Demolitions and vacancies also deplete the housing stock, pressing remaining homes into longer service. Between 2005 and 2006, the number of structures built before 1990 dropped by 732,000 or 0.8 percent, likely due to demolitions and vacancies. Between 2015 and 2016, the number of structures built before 2000 dropped by only 530,000 or 0.5 percent.
Another way to look at that same phenomenon is to gauge the increasing age of existing homes. In 2007, the median age of homes sold was 21 years; in 2017, it was 34.
A third way is to say that in 2006, 10 percent of homes were built in the last 10 years and 32 percent were older than 56 years. By 2016, only 4 percent were built in the last 10 years and 39 percent were older than 56 years.
Two solutions to the housing shortage include smaller families and “doubling up,” and it’s clear that people are doing both.

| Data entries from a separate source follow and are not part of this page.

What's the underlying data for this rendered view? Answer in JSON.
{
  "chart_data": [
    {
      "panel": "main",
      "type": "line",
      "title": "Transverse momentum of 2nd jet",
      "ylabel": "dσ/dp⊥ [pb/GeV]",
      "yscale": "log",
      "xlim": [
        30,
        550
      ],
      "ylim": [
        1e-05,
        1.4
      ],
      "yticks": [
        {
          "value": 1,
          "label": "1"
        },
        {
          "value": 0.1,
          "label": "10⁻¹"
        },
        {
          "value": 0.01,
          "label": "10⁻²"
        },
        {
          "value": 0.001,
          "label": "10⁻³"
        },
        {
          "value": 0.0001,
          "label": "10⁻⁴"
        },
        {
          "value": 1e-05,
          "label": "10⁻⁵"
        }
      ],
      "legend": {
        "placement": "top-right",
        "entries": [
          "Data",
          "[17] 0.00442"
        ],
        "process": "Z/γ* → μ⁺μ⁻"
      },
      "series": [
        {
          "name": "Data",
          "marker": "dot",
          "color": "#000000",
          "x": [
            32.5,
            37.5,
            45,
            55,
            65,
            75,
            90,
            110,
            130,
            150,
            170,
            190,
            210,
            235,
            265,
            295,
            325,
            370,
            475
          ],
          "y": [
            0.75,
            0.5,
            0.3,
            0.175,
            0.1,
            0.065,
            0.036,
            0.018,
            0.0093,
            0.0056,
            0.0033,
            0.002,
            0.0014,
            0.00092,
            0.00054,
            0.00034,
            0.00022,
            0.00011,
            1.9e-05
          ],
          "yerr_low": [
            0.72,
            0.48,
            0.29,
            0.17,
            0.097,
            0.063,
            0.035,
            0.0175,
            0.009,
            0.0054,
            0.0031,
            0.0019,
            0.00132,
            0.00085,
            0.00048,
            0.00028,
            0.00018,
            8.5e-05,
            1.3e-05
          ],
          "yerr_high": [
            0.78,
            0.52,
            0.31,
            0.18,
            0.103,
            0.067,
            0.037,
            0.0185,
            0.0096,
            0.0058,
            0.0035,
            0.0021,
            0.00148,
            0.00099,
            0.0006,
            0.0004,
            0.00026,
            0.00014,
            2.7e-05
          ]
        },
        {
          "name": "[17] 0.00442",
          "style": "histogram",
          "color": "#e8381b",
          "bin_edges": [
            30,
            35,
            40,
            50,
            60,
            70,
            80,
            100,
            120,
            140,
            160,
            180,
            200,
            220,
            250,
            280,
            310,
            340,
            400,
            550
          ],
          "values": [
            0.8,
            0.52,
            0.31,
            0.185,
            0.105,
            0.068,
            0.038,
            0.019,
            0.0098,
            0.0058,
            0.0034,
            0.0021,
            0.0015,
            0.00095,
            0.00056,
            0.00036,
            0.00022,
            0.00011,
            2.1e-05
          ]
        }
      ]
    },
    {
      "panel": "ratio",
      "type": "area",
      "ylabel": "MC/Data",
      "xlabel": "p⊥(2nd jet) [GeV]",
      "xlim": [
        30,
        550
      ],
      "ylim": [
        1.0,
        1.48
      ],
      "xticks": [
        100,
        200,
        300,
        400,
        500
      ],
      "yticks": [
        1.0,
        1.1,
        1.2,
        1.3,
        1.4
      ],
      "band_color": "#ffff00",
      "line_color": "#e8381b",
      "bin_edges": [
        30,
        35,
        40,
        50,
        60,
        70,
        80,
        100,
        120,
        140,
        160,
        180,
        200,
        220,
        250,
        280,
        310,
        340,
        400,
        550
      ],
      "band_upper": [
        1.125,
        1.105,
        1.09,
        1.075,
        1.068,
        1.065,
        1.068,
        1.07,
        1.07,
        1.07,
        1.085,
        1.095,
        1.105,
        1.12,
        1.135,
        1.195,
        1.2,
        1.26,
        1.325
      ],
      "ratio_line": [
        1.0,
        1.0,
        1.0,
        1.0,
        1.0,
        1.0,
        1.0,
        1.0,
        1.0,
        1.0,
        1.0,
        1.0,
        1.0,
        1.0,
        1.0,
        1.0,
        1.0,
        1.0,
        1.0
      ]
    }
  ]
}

Fertility rates have dropped, particularly in areas with the fastest-growing home values. And 30 percent of working-age adults now live in doubled-up households, up from a low of 21 percent in 2005.
People can also shift from single-family to multi-family residences. However the share of households in single-unit structures is 61.5 percent — virtually unchanged from 60.3 percent in 2000, which indicates that no such shift has occurred.